One sign of the hurdle Mr. Klein faces could be seen on Tuesday during a rally near the Capitol, where a parent group, the Campaign for Better Schools, lobbied for changes in the law. Nearly a dozen legislators voiced support for the group, who repeatedly chanted “Hey, hey, ho, ho — one-man rule has got to go!”
Micah Z. Kellner, a Democratic assemblyman who represents the East Side of Manhattan, drew loud cheers when he said, “I think we’re all fed up that the Education Department spends a lot of time and money on spin doctoring what we know are problems.”
Several legislators have submitted bills that would tweak the current school governance structure. One would require more notice and community comment before a struggling school could be closed. Another would give the borough presidents a more significant role. Another would require that the Department of Education be treated like other city agencies, with oversight of its budget from the City Council.

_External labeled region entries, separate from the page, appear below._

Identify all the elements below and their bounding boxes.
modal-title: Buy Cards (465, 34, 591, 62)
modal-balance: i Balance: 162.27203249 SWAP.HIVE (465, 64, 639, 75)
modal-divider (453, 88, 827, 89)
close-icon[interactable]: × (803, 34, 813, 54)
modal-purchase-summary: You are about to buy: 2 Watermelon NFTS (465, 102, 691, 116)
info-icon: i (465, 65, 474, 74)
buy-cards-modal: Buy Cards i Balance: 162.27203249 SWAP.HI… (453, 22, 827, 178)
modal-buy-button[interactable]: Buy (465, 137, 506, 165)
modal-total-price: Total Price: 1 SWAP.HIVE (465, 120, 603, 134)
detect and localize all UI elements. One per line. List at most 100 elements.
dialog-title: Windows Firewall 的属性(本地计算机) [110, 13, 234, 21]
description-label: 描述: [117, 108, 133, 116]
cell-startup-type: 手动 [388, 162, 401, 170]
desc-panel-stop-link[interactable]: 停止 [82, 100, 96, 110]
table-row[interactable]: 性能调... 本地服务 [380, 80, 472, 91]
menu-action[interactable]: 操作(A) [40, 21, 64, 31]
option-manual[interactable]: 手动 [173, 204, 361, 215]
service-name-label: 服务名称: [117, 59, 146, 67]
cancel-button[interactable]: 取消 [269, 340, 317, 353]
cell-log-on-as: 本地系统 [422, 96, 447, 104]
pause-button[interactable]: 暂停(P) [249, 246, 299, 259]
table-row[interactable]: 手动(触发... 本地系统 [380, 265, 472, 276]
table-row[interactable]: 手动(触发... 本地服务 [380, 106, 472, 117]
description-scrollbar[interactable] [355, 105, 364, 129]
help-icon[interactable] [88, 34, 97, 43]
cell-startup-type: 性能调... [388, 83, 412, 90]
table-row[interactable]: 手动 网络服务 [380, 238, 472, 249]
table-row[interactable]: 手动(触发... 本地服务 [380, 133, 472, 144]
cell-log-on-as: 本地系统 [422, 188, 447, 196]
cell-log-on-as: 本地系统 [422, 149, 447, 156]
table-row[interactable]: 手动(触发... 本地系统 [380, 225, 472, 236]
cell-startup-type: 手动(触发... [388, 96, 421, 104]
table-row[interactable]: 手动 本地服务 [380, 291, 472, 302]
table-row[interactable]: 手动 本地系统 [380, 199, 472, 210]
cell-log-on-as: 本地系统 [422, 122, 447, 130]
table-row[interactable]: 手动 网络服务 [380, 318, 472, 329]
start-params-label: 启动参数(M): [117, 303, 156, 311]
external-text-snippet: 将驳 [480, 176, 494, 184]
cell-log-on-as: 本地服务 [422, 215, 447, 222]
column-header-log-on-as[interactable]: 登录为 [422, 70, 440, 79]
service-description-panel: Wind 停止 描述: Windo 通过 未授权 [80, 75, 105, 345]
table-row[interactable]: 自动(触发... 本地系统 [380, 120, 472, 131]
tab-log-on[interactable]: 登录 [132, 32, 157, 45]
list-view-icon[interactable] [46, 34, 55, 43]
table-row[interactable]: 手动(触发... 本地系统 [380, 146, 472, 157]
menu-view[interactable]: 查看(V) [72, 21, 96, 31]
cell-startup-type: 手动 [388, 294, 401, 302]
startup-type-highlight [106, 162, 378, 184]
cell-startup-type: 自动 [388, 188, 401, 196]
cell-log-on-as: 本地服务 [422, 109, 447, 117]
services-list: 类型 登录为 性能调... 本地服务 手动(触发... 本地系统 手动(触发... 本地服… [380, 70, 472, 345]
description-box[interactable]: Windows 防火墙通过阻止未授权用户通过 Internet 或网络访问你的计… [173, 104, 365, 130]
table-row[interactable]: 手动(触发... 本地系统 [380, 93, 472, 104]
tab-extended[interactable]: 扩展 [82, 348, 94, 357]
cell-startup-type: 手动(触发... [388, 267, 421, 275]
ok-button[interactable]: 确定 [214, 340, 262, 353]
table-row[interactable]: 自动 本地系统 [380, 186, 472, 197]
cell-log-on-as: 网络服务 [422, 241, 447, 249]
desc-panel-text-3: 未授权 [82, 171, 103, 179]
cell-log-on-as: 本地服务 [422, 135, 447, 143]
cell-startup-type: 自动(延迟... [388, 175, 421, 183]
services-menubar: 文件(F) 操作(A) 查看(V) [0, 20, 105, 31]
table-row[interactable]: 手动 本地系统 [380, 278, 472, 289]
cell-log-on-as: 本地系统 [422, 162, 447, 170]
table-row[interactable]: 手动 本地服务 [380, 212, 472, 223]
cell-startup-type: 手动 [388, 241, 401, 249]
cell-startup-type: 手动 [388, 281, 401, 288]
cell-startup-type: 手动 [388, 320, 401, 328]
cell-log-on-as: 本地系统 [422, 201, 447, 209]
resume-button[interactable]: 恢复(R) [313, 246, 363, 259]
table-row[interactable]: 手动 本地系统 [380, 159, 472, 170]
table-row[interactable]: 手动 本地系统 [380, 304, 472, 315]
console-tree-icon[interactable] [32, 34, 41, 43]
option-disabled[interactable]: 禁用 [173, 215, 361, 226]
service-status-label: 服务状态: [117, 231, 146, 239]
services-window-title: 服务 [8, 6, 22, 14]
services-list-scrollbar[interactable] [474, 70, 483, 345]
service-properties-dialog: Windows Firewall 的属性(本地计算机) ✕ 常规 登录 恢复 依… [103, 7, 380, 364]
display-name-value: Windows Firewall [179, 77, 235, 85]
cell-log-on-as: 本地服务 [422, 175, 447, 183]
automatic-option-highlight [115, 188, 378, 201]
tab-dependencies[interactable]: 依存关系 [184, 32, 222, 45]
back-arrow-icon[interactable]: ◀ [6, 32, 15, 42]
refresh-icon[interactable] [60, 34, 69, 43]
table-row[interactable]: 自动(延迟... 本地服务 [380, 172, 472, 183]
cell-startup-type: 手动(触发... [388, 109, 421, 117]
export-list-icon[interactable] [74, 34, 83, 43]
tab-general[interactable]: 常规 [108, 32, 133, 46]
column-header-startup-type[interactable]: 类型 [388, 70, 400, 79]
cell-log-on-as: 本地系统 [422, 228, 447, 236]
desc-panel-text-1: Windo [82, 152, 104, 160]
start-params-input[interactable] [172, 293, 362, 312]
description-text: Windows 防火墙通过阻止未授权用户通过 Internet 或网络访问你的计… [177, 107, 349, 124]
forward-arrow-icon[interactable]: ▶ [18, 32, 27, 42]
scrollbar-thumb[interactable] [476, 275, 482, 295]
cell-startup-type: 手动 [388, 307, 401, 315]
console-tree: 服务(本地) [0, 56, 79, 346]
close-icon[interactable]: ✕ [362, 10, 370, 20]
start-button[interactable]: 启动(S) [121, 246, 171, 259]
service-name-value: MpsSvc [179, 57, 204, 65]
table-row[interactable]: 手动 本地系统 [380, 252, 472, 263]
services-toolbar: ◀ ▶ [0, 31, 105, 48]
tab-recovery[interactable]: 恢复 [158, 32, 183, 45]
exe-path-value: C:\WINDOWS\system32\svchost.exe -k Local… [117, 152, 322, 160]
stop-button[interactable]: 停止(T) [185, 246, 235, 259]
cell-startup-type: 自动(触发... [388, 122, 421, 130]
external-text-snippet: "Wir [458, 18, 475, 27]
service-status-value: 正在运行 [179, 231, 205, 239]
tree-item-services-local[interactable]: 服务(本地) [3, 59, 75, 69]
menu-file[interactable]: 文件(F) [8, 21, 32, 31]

Mr. Kellner referred to one proposal that would have the mayor appoint just 6 of the 13 members of the Panel for Educational Policy, the oversight group that replaced the Board of Education. Currently, the mayor appoints eight members of the panel; he can dismiss them at any time.
“If the mayor knows that his policies are so good, he shouldn’t be so afraid of having to convince one other person to approve them,” Mr. Kellner said
The Bloomberg administration has so far remained largely quiet on the specifics of the legislative proposals, but has made it clear it would be adamantly opposed to giving any panel or board veto power.
“If you have divided authority, what you have is no one in charge,” Mr. Klein said. “An independent board would return this city to the politics of paralysis.”
Near the end of the hearing, Senator Kevin Parker, a Democrat who represents Brooklyn, urged Mr. Klein to present a viable alternative to the current system.
“I object to this false dichotomy of total control and going back to the way things were,” he said. “If you come in here and say the system is perfect, you are going to end up with something that you hate.”